Using Game Theory a Harvard study has come to the pleasant conclusion that nice guys do finish first. However it comes with a caveat -- only in the long run and only in situations where equals are involved.
In the long run the nice guy may give up being nice, or may be finished. Also, this study does not seem to correlate with the dominant paradigm I have seen in the professional / corporate world -- which tends to reward fire-spitting, angry, get-my-work-done type personalities. Normally the boss-employee relationship does not anyway involve equals. But even between peers there is competition and some people tend to put their names/faces before their peers' or manipulate circumstances to goldplate an achievement as *mainly* an outcome of their intelligence / hardwork.
The Harvard study focused on 100 Boston-area football players:
Playing the same game over and over — a punishment-heavy version of the classic one-on-one brinksmanship game of prisoner's dilemma...Common game theory has held that punishment makes two equals cooperate. But when people compete in repeated games, punishment fails to deliver, said study author Martin Nowak.
..."On the individual level, we find that those who use punishments are the losers," Nowak said his experiments found.
Those who escalate the conflict very often wound up doomed.
...The study looked at games between equals. Punishment does seem to have a place in games when one player is dominant and needs to enforce submission, Nowak said.
In Nowak's experiment, the students played more than 8,000 games of prisoner's dilemma, using dimes to reward and punish. The normal game of prisoner's dilemma gives two players two options: cooperate or defect. If both cooperate, each ends up winning a dime. If both defect, each gets nothing. If one cooperates and the other defects, the cooperative player loses 20 cents and the defector wins 30 cents.
Nowak then added a "costly punishment" component. A player could choose to punish someone who didn't cooperate. That penalized the non-cooperative person 40 cents, but the other player had to pay a dime to mete out the punishment.
When Nowak compared how much money people earned or lost in the long run, there was a noticeable correlation between punishment and overall money.

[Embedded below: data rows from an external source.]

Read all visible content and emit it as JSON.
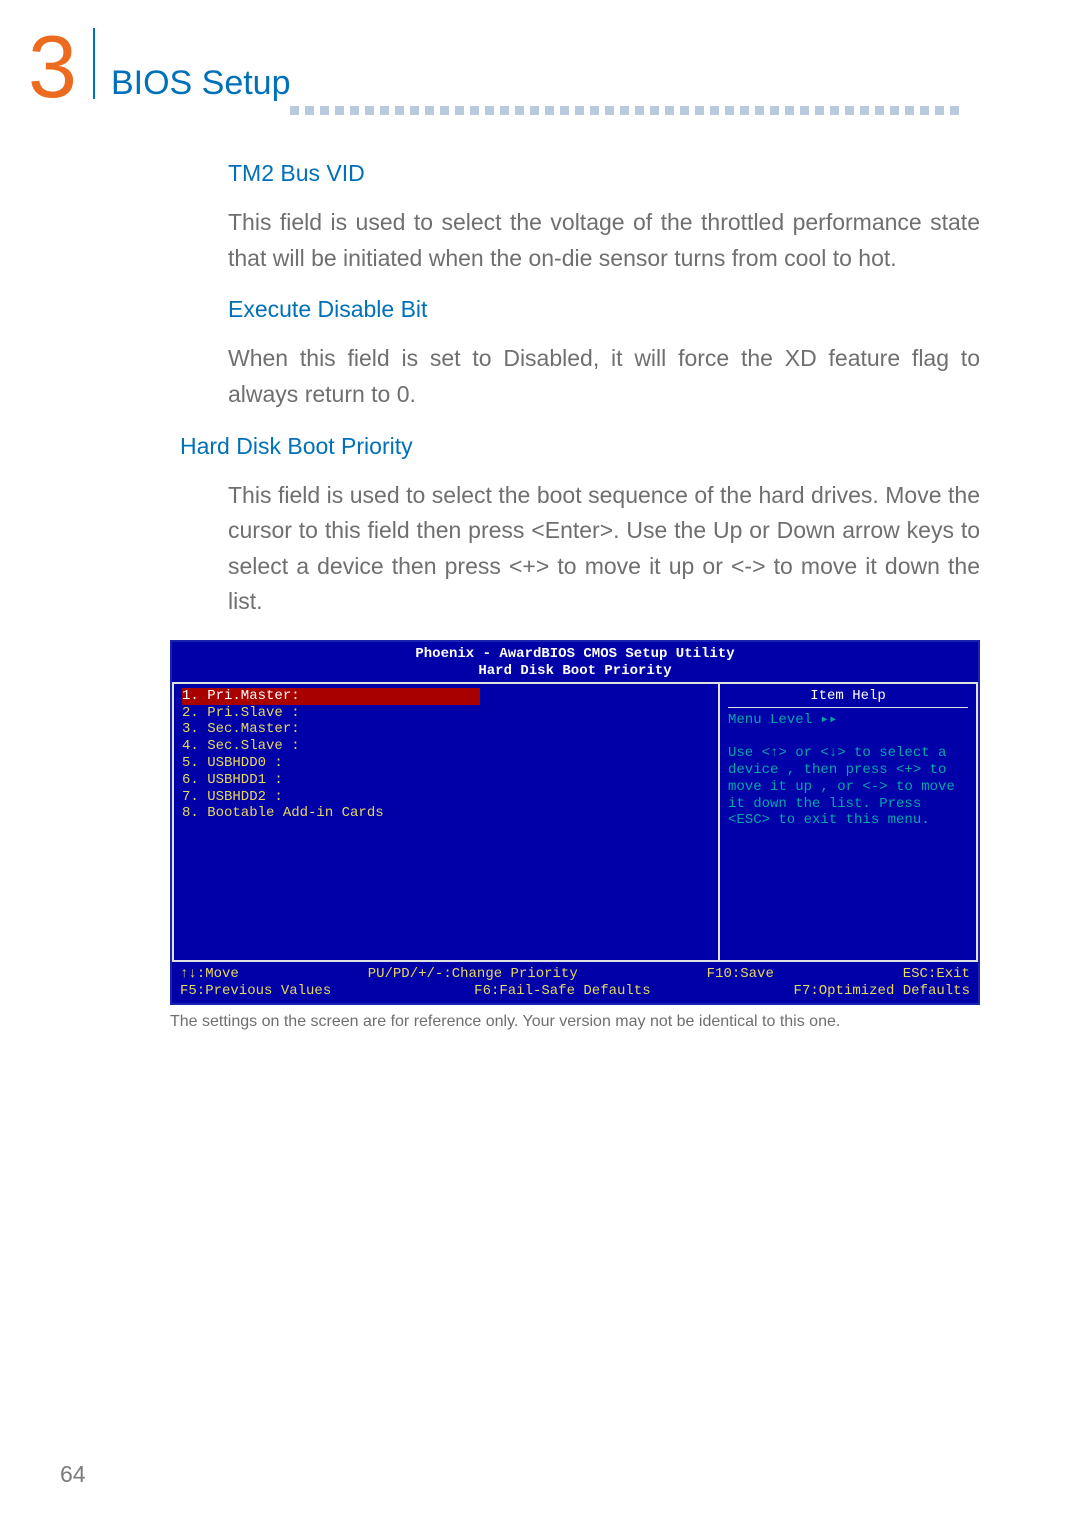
{
  "chapter": {
    "number": "3",
    "title": "BIOS Setup"
  },
  "headings": {
    "tm2": "TM2 Bus VID",
    "edb": "Execute Disable Bit",
    "hdbp": "Hard Disk Boot Priority"
  },
  "paragraphs": {
    "tm2": "This field is used to select the voltage of the throttled performance state that will be initiated when the on-die sensor turns from cool to hot.",
    "edb": "When this field is set to Disabled, it will force the XD feature flag to always return to 0.",
    "hdbp": "This field is used to select the boot sequence of the hard drives. Move the cursor to this field then press <Enter>. Use the Up or Down arrow keys to select a device then press <+> to move it up or <-> to move it down the list."
  },
  "bios": {
    "title_line1": "Phoenix - AwardBIOS CMOS Setup Utility",
    "title_line2": "Hard Disk Boot Priority",
    "items": [
      "1. Pri.Master:",
      "2. Pri.Slave :",
      "3. Sec.Master:",
      "4. Sec.Slave :",
      "5. USBHDD0   :",
      "6. USBHDD1   :",
      "7. USBHDD2   :",
      "8. Bootable Add-in Cards"
    ],
    "help_title": "Item Help",
    "menu_level": "Menu Level   ▸▸",
    "help_text": "Use <↑> or <↓> to select a device , then press <+> to move it up , or <-> to move it down the list. Press <ESC> to exit this menu.",
    "footer": {
      "row1": {
        "c1": "↑↓:Move",
        "c2": "PU/PD/+/-:Change Priority",
        "c3": "F10:Save",
        "c4": "ESC:Exit"
      },
      "row2": {
        "c1": "F5:Previous Values",
        "c2": "F6:Fail-Safe Defaults",
        "c3": "F7:Optimized Defaults"
      }
    }
  },
  "caption": "The settings on the screen are for reference only. Your version may not be identical to this one.",
  "page_number": "64"
}
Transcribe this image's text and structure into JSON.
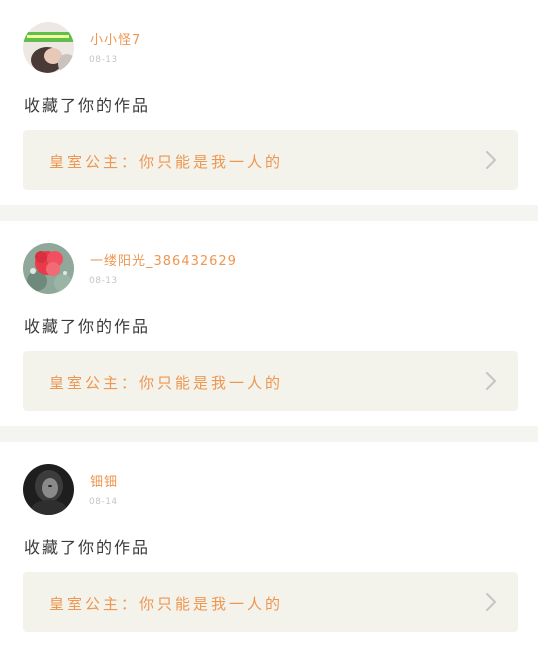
{
  "feed": [
    {
      "username": "小小怪7",
      "date": "08-13",
      "action": "收藏了你的作品",
      "work_title": "皇室公主：你只能是我一人的",
      "avatar_icon": "avatar-woman-icon"
    },
    {
      "username": "一缕阳光_386432629",
      "date": "08-13",
      "action": "收藏了你的作品",
      "work_title": "皇室公主：你只能是我一人的",
      "avatar_icon": "avatar-flower-icon"
    },
    {
      "username": "钿钿",
      "date": "08-14",
      "action": "收藏了你的作品",
      "work_title": "皇室公主：你只能是我一人的",
      "avatar_icon": "avatar-dark-portrait-icon"
    }
  ],
  "colors": {
    "accent": "#ef9650",
    "card_bg": "#f3f3ec",
    "divider": "#f4f4f1",
    "text": "#3a3a3a",
    "muted": "#c6c6c6"
  }
}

The players who punished their opponents the least, or not at all, made the most money.
Those who punished the most made the least money.
When faced with a nasty opponent, turning the other cheek and continuing to cooperate — or at least not handing out punishment — paid off more in the long run, the study found
From your work life what is your experience? Do you find that nice guys finish first -- well in time that they survive or have you met more workplace jerks than you can count?